This article is part of the supplement: Genetic Analysis Workshop 17: Unraveling Human Exome Data
Successful identification of rare variants using oligogenic segregation analysis as a prioritizing tool for whole-exome sequencing studies
1 Dalla Lana School of Public Health, University of Toronto, 155 College Street, Toronto, ON M5T 3M7, Canada
2 Hospital for Sick Children Research Institute, 555 University Avenue, Toronto, ON M5G 1X8, Canada
3 Ontario Institute for Cancer Research, 101 College Street, Suite 800, Toronto, ON M5G 0A3, Canada
BMC Proceedings 2011, 5(Suppl 9):S11 doi:10.1186/1753-6561-5-S9-S11Published: 29 November 2011
We aim to identify rare variants that have large effects on trait variance using a cost-efficient strategy. We use an oligogenic segregation analysis as a prioritizing tool for whole-exome sequencing studies to identify families more likely to harbor rare variants, by estimating the mean number of quantitative trait loci (QTLs) in each family.
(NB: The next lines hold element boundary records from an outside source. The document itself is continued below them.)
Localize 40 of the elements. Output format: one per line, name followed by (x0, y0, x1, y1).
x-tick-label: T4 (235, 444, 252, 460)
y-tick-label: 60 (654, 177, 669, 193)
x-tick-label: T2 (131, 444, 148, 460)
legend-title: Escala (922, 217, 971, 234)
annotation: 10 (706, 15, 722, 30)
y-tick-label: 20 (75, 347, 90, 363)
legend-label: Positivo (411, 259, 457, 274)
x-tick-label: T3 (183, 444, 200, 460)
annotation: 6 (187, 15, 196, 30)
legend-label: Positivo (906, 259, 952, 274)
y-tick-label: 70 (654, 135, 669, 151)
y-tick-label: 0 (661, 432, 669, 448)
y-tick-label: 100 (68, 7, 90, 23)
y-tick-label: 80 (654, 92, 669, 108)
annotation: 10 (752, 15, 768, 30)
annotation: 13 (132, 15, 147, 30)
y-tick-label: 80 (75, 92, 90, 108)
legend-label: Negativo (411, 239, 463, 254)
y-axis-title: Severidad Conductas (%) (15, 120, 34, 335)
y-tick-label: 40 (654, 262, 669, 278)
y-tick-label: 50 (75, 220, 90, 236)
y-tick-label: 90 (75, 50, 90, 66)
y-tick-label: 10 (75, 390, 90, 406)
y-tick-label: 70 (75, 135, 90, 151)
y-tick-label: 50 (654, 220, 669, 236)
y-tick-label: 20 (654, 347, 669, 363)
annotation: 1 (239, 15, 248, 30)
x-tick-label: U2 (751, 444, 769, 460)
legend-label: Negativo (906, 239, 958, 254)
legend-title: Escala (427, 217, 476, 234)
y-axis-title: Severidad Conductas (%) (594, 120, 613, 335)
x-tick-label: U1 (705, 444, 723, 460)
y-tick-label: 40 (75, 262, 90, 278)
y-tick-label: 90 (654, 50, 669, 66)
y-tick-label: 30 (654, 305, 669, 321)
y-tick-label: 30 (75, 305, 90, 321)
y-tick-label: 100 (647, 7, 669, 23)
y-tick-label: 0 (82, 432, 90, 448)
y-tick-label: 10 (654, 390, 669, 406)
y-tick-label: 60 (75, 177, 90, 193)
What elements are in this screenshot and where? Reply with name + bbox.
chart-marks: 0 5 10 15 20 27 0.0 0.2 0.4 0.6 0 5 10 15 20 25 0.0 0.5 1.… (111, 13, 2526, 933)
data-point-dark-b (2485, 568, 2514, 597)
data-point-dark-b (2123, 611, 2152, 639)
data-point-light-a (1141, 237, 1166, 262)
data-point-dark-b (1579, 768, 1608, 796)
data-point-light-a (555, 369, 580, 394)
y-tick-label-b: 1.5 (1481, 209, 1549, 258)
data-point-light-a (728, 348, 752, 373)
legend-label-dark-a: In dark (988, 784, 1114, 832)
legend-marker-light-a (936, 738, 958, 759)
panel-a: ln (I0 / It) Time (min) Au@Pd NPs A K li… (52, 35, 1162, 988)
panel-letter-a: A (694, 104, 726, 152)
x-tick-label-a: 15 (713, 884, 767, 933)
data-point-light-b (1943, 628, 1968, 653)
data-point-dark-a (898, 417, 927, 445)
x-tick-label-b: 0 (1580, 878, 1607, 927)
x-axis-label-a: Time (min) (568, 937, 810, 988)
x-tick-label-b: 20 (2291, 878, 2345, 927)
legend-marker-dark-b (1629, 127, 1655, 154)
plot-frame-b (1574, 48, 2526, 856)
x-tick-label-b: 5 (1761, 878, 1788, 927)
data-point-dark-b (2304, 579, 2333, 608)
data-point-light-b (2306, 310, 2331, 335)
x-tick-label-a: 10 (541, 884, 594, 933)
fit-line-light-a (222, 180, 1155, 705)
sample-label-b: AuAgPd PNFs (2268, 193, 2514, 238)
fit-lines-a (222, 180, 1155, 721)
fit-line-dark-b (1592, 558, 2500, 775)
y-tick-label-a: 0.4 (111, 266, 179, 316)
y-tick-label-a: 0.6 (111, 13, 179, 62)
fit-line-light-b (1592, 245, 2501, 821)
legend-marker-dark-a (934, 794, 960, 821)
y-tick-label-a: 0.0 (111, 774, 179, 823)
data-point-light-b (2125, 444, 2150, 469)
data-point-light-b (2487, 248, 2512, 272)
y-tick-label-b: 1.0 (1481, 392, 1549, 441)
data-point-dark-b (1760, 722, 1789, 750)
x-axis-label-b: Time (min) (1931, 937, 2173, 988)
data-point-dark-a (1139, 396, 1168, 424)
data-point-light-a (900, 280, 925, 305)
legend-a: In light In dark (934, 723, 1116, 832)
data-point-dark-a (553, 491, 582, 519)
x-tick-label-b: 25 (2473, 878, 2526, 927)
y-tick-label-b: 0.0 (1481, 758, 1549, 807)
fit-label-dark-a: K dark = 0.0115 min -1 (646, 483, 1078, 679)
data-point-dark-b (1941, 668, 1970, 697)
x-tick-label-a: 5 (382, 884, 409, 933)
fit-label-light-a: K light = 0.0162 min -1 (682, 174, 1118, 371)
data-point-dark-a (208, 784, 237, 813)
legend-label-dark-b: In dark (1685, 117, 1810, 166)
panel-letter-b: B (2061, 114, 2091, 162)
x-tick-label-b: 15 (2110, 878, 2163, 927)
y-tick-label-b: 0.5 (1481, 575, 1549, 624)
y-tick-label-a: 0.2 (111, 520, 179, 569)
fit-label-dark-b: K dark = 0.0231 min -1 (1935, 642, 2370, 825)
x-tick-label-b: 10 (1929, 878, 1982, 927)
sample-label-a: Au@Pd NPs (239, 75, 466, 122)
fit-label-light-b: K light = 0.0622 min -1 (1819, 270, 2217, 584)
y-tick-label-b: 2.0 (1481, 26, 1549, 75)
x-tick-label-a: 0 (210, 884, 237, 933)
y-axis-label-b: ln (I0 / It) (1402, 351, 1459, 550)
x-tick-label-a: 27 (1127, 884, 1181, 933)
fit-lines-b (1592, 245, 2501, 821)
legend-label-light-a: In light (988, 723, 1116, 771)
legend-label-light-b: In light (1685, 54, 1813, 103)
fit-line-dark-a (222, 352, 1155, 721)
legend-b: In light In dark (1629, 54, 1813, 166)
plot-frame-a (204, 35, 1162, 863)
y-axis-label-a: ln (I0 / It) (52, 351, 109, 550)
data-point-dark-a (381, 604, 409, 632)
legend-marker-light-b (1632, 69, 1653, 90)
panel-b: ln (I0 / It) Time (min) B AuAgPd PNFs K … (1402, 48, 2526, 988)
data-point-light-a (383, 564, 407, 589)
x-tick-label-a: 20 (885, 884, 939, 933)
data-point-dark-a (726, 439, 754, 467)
We hypothesize that families with additional QTLs, relative to the other families, are more likely to segregate functional rare variants. We test the association of rare variants with the traits only in regions where at least modest evidence of linkage with the trait is observed, thereby reducing the number of tests performed. We found that family 7 harbored an estimated two, one, and zero additional QTLs for traits Q1, Q2, and Q4, respectively. Two rare variants (C4S4935 and C6S2981) segregating in family 7 were associated with Q1 and explained a substantial proportion of the observed linkage signal. These rare variants have 31 and 22 carriers, respectively, in the 128-member family and entered through a single but different founder. For Q2, we found one rare variant unique to family 7 that showed small effect and weak evidence of association; this was a false positive. These results are a proof of principle that prioritizing the sequencing of carefully selected extended families is a simple and cost-efficient design strategy for sequencing studies aiming at identifying functional rare variants.